Janji Pembebasan Sandera yang Terhambat

Salah satu bagian penting dari setiap proposal gencatan senjata adalah pertukaran sandera. Hamas telah menyatakan setuju untuk membebaskan 10 sandera yang masih hidup sebagai bagian dari kesepakatan awal. Bahkan, ada harapan untuk memulangkan 18 jenazah sandera lainnya.

Namun, rintangan masih banyak. Jumlah sandera yang masih ditahan di Gaza diperkirakan sekitar 120 orang, dengan sekitar 49 orang diyakini masih hidup. Hamas sendiri mengklaim tidak mengetahui secara pasti siapa saja sandera yang masih hidup atau telah meninggal akibat serangan Israel di Gaza.

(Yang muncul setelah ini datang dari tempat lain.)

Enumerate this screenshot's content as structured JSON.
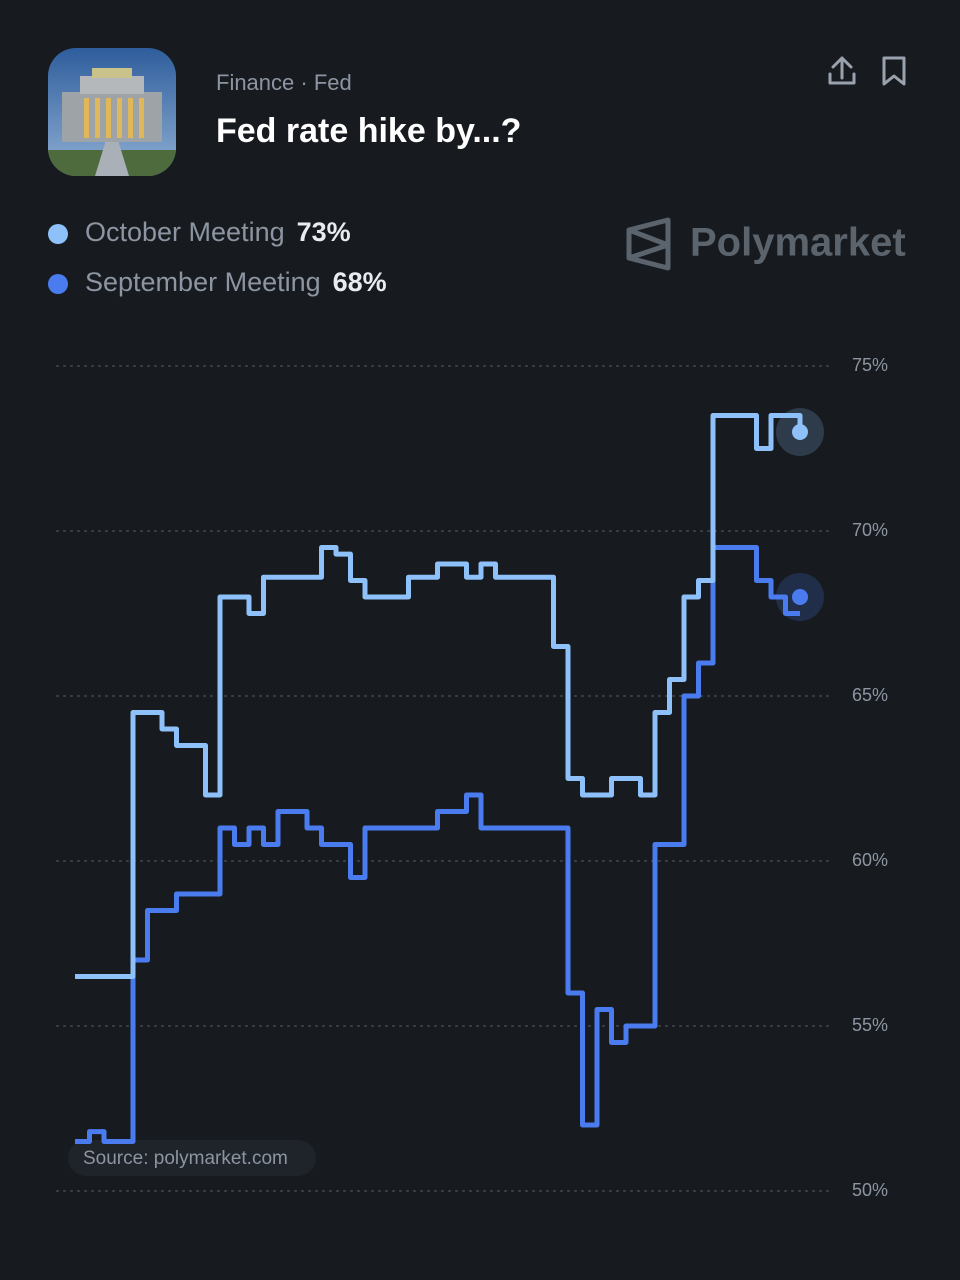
{
  "header": {
    "category": "Finance · Fed",
    "title": "Fed rate hike by...?",
    "brand": "Polymarket",
    "source": "Source: polymarket.com"
  },
  "chart_data": {
    "type": "line",
    "step": true,
    "grid": true,
    "categories": [
      null,
      null,
      null,
      null,
      null,
      null,
      null,
      null,
      null,
      null,
      null,
      null,
      null,
      null,
      null,
      null,
      null,
      null,
      null,
      null,
      null,
      null,
      null,
      null,
      null,
      null,
      null,
      null,
      null,
      null,
      null,
      null,
      null,
      null,
      null,
      null,
      null,
      null,
      null,
      null,
      null,
      null,
      null,
      null,
      null,
      null,
      null,
      null,
      null,
      null,
      null
    ],
    "ylim": [
      50,
      75
    ],
    "yticks": [
      {
        "value": 50,
        "label": "50%"
      },
      {
        "value": 55,
        "label": "55%"
      },
      {
        "value": 60,
        "label": "60%"
      },
      {
        "value": 65,
        "label": "65%"
      },
      {
        "value": 70,
        "label": "70%"
      },
      {
        "value": 75,
        "label": "75%"
      }
    ],
    "series": [
      {
        "name": "October Meeting",
        "color": "#8ec0f9",
        "current_value": 73,
        "current_label": "73%",
        "values": [
          56.5,
          56.5,
          56.5,
          56.5,
          64.5,
          64.5,
          64.0,
          63.5,
          63.5,
          62.0,
          68.0,
          68.0,
          67.5,
          68.6,
          68.6,
          68.6,
          68.6,
          69.5,
          69.3,
          68.5,
          68.0,
          68.0,
          68.0,
          68.6,
          68.6,
          69.0,
          69.0,
          68.6,
          69.0,
          68.6,
          68.6,
          68.6,
          68.6,
          66.5,
          62.5,
          62.0,
          62.0,
          62.5,
          62.5,
          62.0,
          64.5,
          65.5,
          68.0,
          68.5,
          73.5,
          73.5,
          73.5,
          72.5,
          73.5,
          73.5,
          73.0
        ]
      },
      {
        "name": "September Meeting",
        "color": "#4a7cf0",
        "current_value": 68,
        "current_label": "68%",
        "values": [
          51.5,
          51.8,
          51.5,
          51.5,
          57.0,
          58.5,
          58.5,
          59.0,
          59.0,
          59.0,
          61.0,
          60.5,
          61.0,
          60.5,
          61.5,
          61.5,
          61.0,
          60.5,
          60.5,
          59.5,
          61.0,
          61.0,
          61.0,
          61.0,
          61.0,
          61.5,
          61.5,
          62.0,
          61.0,
          61.0,
          61.0,
          61.0,
          61.0,
          61.0,
          56.0,
          52.0,
          55.5,
          54.5,
          55.0,
          55.0,
          60.5,
          60.5,
          65.0,
          66.0,
          69.5,
          69.5,
          69.5,
          68.5,
          68.0,
          67.5,
          67.5
        ]
      }
    ]
  }
}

Sebelumnya, Netanyahu juga pernah menuduh Hamas melanggar kesepakatan karena mengembalikan jenazah yang tidak sesuai. Hamas menanggapi tuduhan tersebut dengan menjelaskan kemungkinan adanya “kesalahan atau tumpang tindih dalam jenazah” akibat serangan udara Israel yang menghantam lokasi keluarga sandera bersama warga Palestina lainnya. Ini menunjukkan betapa rumitnya situasi di lapangan yang memengaruhi proses negosiasi.

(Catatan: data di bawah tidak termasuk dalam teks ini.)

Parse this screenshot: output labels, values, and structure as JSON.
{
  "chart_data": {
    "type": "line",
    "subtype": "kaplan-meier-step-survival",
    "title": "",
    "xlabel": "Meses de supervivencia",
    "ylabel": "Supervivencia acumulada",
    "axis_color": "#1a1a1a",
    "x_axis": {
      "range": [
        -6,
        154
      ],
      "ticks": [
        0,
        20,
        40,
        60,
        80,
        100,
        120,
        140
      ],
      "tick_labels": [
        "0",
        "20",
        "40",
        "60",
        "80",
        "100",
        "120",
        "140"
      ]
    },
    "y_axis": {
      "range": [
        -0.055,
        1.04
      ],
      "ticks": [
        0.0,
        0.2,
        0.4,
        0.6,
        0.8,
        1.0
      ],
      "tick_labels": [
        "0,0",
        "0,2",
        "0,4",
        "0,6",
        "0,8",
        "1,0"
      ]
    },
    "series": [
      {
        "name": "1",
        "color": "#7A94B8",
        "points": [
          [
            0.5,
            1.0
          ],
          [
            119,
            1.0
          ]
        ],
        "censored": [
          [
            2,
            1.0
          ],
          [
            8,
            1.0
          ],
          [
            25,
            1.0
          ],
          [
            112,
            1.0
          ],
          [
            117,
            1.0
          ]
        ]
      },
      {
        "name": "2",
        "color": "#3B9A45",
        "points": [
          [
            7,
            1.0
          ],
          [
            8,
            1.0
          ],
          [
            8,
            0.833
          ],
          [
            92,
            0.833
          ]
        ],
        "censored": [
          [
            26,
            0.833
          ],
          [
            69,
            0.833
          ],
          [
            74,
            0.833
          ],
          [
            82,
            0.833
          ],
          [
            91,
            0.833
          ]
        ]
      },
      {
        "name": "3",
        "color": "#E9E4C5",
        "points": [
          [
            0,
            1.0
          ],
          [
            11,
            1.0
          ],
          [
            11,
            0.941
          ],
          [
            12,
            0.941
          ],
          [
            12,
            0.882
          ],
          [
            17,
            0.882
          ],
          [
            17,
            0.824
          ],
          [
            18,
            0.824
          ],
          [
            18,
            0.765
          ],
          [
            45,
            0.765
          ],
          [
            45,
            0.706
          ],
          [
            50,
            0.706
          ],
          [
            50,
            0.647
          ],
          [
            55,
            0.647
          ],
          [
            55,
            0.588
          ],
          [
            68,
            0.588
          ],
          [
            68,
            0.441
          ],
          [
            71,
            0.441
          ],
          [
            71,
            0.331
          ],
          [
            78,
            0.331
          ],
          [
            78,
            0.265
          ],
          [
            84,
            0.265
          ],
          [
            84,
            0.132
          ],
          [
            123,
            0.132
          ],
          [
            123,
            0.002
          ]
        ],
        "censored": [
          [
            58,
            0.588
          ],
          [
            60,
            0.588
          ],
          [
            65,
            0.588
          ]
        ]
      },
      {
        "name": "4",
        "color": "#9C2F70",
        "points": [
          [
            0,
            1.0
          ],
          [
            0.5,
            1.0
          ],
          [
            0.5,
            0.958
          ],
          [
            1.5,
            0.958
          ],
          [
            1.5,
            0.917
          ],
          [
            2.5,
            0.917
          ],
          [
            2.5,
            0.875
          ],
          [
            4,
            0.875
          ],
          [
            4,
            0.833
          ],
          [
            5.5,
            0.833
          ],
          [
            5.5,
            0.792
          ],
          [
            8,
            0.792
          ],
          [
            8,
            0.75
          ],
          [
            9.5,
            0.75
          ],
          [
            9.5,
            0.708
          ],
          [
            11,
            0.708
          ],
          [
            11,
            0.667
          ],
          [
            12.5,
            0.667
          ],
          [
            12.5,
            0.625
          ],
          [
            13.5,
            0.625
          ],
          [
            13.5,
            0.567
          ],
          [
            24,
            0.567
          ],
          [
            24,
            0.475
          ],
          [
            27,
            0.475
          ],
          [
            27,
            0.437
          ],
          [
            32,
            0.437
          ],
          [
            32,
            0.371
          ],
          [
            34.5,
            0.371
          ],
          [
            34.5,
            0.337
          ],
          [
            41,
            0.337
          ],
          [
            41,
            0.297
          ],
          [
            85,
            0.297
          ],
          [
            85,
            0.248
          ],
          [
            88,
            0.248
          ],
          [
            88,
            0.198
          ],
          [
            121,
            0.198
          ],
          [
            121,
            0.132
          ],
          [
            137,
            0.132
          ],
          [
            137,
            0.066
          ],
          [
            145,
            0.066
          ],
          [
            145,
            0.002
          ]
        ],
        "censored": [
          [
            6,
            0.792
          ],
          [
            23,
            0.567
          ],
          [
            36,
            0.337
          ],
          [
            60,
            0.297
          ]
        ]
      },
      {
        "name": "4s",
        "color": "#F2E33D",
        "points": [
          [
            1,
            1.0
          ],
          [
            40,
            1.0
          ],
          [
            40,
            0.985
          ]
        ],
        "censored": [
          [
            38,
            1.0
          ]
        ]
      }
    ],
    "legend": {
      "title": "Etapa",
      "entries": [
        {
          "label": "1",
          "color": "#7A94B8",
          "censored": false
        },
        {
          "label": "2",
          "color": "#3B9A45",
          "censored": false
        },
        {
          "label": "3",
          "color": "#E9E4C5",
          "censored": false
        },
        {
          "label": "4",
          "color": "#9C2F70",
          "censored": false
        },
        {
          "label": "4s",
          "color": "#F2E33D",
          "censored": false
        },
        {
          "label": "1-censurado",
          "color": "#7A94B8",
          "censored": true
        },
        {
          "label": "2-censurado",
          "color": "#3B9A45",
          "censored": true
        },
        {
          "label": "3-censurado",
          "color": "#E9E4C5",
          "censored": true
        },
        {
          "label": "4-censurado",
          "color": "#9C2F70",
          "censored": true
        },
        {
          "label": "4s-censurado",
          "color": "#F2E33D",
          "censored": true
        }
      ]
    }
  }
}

Dampak Konflik Berkepanjangan di Gaza

Perang yang tak kunjung usai ini telah menyebabkan bencana kemanusiaan yang luar biasa di Jalur Gaza. Lebih dari 37.600 warga Palestina telah tewas, sebagian besar adalah wanita dan anak-anak. Infrastruktur Gaza hancur lebur, dan blokade yang melumpuhkan telah menyebabkan kelangkaan makanan, air bersih, dan obat-obatan.

Hamas mengklaim bahwa para pejuangnya “melancarkan perang atrisi yang mengejutkan musuh setiap hari dengan taktik lapangan yang inovatif.” Mereka memperingatkan bahwa semakin lama perang berlanjut, semakin tentara Israel akan “tenggelam ke dalam pasir Gaza yang bergeser dan menjadi semakin rentan terhadap serangan kualitatif perlawanan.”

Kesimpulan

Tuduhan Hamas terhadap Benjamin Netanyahu yang ogah capai kesepakatan gencatan senjata mencerminkan kebuntuan dalam upaya perdamaian di Gaza. Dengan tuntutan yang saling bertolak belakang dan kurangnya itikad baik yang dirasakan oleh salah satu pihak, masa depan Jalur Gaza masih diselimuti ketidakpastian.

Meski begitu, upaya mediasi terus berjalan. Dunia internasional, termasuk Amerika Serikat, Qatar, dan Mesir, terus meningkatkan tekanan agar kedua belah pihak mau berkompromi demi mengakhiri penderitaan rakyat Gaza. Semoga saja, di tengah segala intrik politik dan kepentingan, ada jalan keluar yang segera ditemukan agar kedamaian dan kemanusiaan bisa kembali bersemi di tanah Gaza. Kita semua berharap agar gencatan senjata permanen dapat segera terwujud.